El género humano, al ritmo que van las cosas, no sabemos si le queda mucho sobre la faz de la tierra, pero lo que sí sabemos es que cada hijo de vecino, por más que lo niegue, alberga en un su interior un incurable afán de transcender a su paso por el planeta. Nada más terrible que pensar que todo fue en balde y que el olvido es la única certeza a la que estamos abocados. El personal siempre ha querido dejar su sello en las piedras de las catedrales, en la firma de los lienzos, en la corteza de los árboles o en los muros de las calles. Pero, al final, de nosotros no queda nada. Ya sabemos, incluso, que se perderán todas nuestras fotos que creemos guardadas en los discos duros, en la nube y en todas las memorias electrónicas. Bastará el paso inexorable del tiempo, una pequeña descarga eléctrica o ausencia de ella para que todo se borre como un dibujo que hagamos en la arena de la playa o del desierto.

Llegará un día en que los museos terminarán de morir comidos por el moho y no habrá climatización controlada que lo impida.

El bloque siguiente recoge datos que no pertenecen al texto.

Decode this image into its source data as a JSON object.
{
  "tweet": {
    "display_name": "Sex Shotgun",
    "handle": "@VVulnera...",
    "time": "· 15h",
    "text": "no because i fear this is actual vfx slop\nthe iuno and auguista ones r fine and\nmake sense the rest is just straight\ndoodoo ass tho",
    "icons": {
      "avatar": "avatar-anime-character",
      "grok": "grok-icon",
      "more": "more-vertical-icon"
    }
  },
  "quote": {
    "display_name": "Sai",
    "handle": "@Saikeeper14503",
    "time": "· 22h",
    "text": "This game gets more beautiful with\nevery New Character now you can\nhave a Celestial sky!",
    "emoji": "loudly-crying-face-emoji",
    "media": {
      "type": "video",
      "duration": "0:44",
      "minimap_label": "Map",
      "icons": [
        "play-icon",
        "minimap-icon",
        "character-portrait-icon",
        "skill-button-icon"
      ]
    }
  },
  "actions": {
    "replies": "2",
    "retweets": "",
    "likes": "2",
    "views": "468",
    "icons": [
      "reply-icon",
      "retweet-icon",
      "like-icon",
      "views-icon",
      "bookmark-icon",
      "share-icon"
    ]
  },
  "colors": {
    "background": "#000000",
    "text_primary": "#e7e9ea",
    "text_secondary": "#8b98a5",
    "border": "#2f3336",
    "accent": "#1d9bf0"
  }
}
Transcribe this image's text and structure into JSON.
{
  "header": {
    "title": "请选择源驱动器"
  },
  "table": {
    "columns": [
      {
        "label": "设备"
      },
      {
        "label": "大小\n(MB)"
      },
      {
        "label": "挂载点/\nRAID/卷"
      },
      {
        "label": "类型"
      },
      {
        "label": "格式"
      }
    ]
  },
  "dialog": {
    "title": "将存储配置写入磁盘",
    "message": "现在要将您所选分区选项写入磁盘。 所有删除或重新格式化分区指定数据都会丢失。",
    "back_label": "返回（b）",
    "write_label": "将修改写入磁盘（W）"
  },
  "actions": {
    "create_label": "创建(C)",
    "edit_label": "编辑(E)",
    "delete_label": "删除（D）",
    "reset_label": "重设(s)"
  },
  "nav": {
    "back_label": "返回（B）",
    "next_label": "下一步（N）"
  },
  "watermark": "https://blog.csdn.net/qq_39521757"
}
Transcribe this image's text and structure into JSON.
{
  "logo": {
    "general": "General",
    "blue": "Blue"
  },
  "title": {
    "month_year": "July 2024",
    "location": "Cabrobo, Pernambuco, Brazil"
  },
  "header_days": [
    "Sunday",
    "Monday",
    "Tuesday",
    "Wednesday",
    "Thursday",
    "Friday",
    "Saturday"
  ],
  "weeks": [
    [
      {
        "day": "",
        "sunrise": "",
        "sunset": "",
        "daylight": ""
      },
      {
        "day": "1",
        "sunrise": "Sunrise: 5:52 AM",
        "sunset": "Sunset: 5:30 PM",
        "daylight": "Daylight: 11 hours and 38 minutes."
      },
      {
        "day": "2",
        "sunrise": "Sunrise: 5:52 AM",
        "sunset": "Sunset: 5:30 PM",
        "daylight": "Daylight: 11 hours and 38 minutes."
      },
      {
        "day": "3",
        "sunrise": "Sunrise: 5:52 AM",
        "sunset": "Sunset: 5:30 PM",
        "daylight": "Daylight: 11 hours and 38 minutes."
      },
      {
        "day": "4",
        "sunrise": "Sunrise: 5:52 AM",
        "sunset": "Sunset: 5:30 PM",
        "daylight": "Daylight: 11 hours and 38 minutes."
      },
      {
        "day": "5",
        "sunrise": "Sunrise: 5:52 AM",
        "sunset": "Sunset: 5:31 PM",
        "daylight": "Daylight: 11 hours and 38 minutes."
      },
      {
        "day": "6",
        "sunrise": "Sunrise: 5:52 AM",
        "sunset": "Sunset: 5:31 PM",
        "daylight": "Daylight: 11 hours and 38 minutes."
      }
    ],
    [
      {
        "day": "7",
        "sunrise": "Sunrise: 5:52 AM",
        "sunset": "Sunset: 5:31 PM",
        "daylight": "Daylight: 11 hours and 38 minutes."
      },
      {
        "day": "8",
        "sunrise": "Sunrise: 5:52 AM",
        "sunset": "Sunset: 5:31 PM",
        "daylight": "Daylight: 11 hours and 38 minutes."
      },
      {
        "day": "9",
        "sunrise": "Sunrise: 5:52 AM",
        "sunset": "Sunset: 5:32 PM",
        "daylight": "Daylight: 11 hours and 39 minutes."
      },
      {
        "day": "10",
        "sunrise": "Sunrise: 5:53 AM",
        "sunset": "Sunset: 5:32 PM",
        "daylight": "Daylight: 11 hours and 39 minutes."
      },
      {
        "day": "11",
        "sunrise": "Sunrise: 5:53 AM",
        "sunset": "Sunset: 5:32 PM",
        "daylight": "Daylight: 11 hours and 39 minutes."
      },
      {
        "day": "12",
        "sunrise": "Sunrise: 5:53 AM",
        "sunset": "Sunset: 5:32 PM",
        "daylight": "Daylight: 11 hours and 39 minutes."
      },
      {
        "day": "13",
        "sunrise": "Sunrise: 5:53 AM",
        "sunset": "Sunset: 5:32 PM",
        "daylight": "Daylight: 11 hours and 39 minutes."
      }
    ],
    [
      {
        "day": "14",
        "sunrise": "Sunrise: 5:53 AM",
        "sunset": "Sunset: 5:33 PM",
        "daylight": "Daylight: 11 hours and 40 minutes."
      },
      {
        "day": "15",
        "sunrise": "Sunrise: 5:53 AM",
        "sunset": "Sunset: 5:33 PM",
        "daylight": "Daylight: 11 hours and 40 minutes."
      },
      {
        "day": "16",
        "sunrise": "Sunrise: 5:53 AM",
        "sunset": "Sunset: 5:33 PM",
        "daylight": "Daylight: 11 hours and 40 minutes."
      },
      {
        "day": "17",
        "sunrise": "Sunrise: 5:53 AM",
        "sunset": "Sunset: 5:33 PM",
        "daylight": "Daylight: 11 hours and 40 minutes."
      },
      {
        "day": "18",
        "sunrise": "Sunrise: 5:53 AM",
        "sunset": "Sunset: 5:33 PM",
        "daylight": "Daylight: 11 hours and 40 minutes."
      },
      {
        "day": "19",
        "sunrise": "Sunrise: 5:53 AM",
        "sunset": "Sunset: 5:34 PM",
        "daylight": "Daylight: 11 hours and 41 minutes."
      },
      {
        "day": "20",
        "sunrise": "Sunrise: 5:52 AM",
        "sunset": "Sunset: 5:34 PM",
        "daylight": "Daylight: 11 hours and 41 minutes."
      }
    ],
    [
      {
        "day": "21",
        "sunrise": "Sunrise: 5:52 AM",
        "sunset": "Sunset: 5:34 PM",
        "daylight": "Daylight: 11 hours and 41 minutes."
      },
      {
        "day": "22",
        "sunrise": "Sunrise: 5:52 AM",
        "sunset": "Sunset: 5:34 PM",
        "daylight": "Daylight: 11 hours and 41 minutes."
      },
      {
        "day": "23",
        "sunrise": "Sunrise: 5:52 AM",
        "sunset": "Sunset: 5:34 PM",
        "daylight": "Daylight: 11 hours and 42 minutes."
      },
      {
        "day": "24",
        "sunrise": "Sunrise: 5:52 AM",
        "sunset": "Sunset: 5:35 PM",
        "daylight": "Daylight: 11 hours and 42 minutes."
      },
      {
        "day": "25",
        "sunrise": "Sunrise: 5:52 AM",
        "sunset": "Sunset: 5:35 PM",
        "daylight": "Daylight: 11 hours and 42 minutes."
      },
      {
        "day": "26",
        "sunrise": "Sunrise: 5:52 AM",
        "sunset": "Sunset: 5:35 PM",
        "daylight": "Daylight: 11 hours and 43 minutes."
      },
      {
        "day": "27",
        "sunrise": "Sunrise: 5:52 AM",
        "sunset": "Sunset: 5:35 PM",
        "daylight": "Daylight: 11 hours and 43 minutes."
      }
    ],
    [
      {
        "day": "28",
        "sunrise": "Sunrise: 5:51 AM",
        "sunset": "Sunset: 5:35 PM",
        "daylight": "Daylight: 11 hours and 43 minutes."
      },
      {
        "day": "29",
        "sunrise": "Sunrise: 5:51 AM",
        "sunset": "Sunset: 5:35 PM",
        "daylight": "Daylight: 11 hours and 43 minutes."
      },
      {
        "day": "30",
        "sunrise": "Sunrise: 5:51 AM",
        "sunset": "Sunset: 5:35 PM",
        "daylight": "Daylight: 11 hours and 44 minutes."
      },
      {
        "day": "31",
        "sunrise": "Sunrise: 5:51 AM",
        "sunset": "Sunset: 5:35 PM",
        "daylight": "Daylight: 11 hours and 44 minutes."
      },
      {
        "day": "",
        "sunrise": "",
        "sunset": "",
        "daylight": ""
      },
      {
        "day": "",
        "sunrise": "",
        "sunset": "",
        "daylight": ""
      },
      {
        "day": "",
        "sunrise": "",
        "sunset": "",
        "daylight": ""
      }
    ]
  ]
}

En el mejor de los casos, todo desaparecerá como 'lágrimas en la lluvia' y nada quedará de la vida y hasta la belleza se tornará en «tierra, en humo, en polvo, en sombra, en nada», que dijo el maestro Góngora. «Pasan los días, pasan las semanas, ni el tiempo que se fue, ni los amores vuelven» que escribió Apollinaire y tantos otros que nos han hablado de que apenas tenemos un momento para vivir, que nuestra vida es un suspiro y que hasta las estatuas de los poderosos serán cagadas por las palomas y, al final, derribadas.

Cuando somos conscientes de la fugacidad de la vida nos empeñamos en dejar huella que no se lleve el viento, nos volcamos en atesorar los momentos, pero nuestro esfuerzo es en vano. Vivimos en la época de la obsesión compulsiva por fijar el momento, por fotografiar miles de veces cada paso que damos, cada cosa que comemos o cada paisaje que casi ni miramos. Atesoramos miles de fotografías para las que nunca tendremos tiempo suficiente para ver reposadamente, como tampoco disfrutamos reposadamente de los caminos que recorremos, las ciudades que visitamos y de las personas con las que convivimos. Ninguna de esas fotos parará este río que inexorablemente va a dar al mar que todo se lo traga.

Buscamos nuestro minuto de gloria, al menos, y si una vez nos miramos en el espejo de los dioses, ahora miramos con envidia a los famosos, a los que nos gustaría parecernos porque los creemos eternos. Pero la fama, como las fotos, como las redes sociales... es también fugaz.

Los artistas hace tiempo que descubrieron que el único arte posible es el arte efímero, pues es el único que realmente es consciente de que la eternidad es imposible. El tiempo todo lo convierte en polvo, pero el género humano es un arma de destrucción masiva mucho más rápida. Destruimos el mundo, el medio ambiente, los animales, a nuestros congéneres y también el arte y el patrimonio. Miramos impasibles como caen las torres, por muy altas que sean, como se desmoronan los castillos y los templos, como los molinos, que un día fueron gigantes, se van diluyendo en el horizonte. Observamos impasibles la pérdida del horizonte y la desaparición de lo que nos legaron.

Solo nos queda dibujar en la arena o en la crema del café mientras hasta los poderosos se esfuerzan en construirse grandes mansiones con piscina y jardín y rápidos trenes que no van a ninguna parte. Nuestros líderes no marcan caminos nuevos, nos acompañan hacia el precipicio mientras ellos también se hacen miles de fotos y se enredan en sonrisas huecas, pero van a lo suyo, que es a ninguna parte.

En una servilleta podemos dibujar a quien nos acompaña en la mesa, incluso podemos dibujar nuestros mejores sueños y nuestras esperanzas. Arte efímero del que no queda nada. Cualquier cosa se puede escribir en una servilleta, incluso una carta de amor. Lo que no funciona es escribir un contrato en un papel tan débil. Al final es papel mojado?